Flushing Money Down The ToiletThe Iowa House and Senate leaders recently announced a joint budget agreement on spending levels for the state of Iowa’s 2015 fiscal year, which begins July 1, 2014. The budget target agreed upon? $6.97 billion – a great deal of money, for sure.

This amount, however, pales in comparison to the net worth of some of the billionaires around the world. For example, when compared to Forbes‘ latest list of the world’s billionaires, the announced 2015 Iowa budget would fall somewhere between #191 and #196 of the most wealthy people on the list. Bill Gates sits atop at $76 billion while Warren Buffett weighs in at the #4 position, with a ‘pithy’ net worth of $58.2 billion.

In short, Bill Gates’ net worth is 11 times greater than Iowa’s annual state budget. A fun fact to recite at tonight’s dinner table, right?

Try this not-so-fun fact: According to a 2010 report from Institute of Medicine (IOM), the U.S. healthcare system wastes about one-third of the $2.6 trillion we all spend on healthcare. This equates to about $765 billion wasted annually — and growing!

According to IOM, the six areas of waste and inefficiency are:

  • Missed Prevention Opportunities – $55 Billion
  • Unnecessary Services – $210 Billion
  • Inefficiently Delivered Services – $130 Billion
  • Prices that are Too High – $105 Billion
  • Excess Administrative Cost – $190 Billion
  • Fraud – $75 Billion

Based on these stats, one might reason that our health insurance premiums are about a third higher than they should be. No wonder our health premiums continue to increase more than the consumer price index, year-after-year! Let’s be honest, merely tweaking our insurance plans (by increasing deductibles, copayments, offering limited-provider networks, implementing value-based benefit plans, etc.) will NOT remotely make up the difference that we lose in annual waste.

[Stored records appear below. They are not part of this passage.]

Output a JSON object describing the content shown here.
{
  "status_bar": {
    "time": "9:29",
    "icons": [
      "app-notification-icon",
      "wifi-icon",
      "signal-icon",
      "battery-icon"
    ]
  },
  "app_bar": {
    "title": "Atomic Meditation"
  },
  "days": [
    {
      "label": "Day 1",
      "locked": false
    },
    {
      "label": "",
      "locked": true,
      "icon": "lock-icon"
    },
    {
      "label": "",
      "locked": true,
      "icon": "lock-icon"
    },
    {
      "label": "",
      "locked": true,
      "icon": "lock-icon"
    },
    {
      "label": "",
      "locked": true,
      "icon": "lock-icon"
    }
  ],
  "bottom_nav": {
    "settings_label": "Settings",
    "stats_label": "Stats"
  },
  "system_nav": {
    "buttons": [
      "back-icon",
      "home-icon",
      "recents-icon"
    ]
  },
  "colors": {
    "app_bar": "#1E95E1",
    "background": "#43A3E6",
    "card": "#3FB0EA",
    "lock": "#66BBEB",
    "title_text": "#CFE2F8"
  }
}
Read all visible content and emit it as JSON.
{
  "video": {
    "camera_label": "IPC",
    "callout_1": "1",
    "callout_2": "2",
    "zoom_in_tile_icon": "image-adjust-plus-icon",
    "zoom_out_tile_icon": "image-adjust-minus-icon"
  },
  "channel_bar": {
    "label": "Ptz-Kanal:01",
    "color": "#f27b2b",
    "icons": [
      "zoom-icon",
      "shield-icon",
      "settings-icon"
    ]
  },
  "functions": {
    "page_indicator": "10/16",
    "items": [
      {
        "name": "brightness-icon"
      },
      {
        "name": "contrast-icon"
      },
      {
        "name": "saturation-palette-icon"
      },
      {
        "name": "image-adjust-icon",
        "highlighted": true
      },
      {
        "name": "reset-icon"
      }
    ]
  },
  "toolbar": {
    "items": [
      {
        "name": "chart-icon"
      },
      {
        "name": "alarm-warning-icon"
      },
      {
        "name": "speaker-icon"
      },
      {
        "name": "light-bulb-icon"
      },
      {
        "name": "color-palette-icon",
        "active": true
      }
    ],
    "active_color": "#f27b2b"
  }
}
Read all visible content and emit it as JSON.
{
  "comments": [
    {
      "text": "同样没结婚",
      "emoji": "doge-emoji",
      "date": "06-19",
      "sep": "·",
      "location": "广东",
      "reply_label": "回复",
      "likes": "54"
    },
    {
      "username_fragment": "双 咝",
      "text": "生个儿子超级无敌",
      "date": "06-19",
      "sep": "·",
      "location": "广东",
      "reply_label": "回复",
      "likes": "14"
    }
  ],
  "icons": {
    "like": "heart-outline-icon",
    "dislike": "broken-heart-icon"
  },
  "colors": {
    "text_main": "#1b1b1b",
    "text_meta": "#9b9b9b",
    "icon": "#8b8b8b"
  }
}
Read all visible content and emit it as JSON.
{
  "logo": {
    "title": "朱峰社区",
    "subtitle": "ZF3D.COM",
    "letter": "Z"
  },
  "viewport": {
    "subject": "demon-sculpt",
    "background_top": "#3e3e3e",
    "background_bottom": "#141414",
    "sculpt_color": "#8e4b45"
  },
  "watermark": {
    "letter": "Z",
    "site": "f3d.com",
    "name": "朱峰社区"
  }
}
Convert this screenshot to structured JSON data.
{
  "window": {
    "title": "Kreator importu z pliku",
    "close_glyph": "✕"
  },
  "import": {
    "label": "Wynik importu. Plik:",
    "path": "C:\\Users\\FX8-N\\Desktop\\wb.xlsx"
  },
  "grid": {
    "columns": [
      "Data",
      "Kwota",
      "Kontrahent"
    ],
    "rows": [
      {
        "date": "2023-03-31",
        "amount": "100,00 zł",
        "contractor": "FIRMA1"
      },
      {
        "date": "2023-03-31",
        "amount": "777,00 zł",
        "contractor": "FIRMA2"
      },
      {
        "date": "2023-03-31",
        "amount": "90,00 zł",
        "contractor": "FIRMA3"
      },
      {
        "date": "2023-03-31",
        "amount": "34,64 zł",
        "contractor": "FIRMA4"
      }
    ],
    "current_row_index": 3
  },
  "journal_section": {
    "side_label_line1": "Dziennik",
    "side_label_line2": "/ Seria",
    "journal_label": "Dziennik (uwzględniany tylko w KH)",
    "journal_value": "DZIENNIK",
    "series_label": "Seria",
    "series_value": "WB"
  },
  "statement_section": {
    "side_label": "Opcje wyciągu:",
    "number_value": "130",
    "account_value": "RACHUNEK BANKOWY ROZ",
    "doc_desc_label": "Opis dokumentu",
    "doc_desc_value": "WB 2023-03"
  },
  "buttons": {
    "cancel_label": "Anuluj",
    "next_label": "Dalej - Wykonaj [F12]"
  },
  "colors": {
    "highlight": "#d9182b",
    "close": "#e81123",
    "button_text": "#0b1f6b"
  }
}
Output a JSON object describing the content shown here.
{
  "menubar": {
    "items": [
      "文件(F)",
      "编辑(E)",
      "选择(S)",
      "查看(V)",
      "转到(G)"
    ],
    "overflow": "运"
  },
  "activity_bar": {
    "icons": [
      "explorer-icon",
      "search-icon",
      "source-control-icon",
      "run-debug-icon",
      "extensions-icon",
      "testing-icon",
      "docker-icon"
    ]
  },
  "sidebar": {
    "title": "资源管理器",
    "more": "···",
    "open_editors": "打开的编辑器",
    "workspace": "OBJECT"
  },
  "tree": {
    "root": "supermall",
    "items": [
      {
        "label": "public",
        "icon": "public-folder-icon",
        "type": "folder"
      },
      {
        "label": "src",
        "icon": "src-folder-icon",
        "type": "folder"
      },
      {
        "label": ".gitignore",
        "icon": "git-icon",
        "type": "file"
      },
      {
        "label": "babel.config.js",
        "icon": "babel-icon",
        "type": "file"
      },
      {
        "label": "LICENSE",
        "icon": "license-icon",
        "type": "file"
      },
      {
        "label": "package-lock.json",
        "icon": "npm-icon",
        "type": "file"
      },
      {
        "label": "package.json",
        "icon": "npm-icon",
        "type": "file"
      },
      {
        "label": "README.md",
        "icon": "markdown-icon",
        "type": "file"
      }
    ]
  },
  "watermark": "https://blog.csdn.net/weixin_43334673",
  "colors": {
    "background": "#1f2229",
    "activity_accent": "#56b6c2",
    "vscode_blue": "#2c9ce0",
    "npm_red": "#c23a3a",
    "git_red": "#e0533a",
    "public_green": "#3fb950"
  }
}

It is about time that we confront this ‘inconvenient truth’ (thank you, Al Gore) and think differently about truly reforming our healthcare system.

To put the $765 billion of healthcare waste and inefficiency into context with other budgeted costs, consider the following:

So, the next time you wonder why your health insurance premiums and out-of-pocket healthcare costs are so high, you might remind yourself that we currently live with a VERY wasteful healthcare system that is in desperate need of an efficient and high-value care transformation.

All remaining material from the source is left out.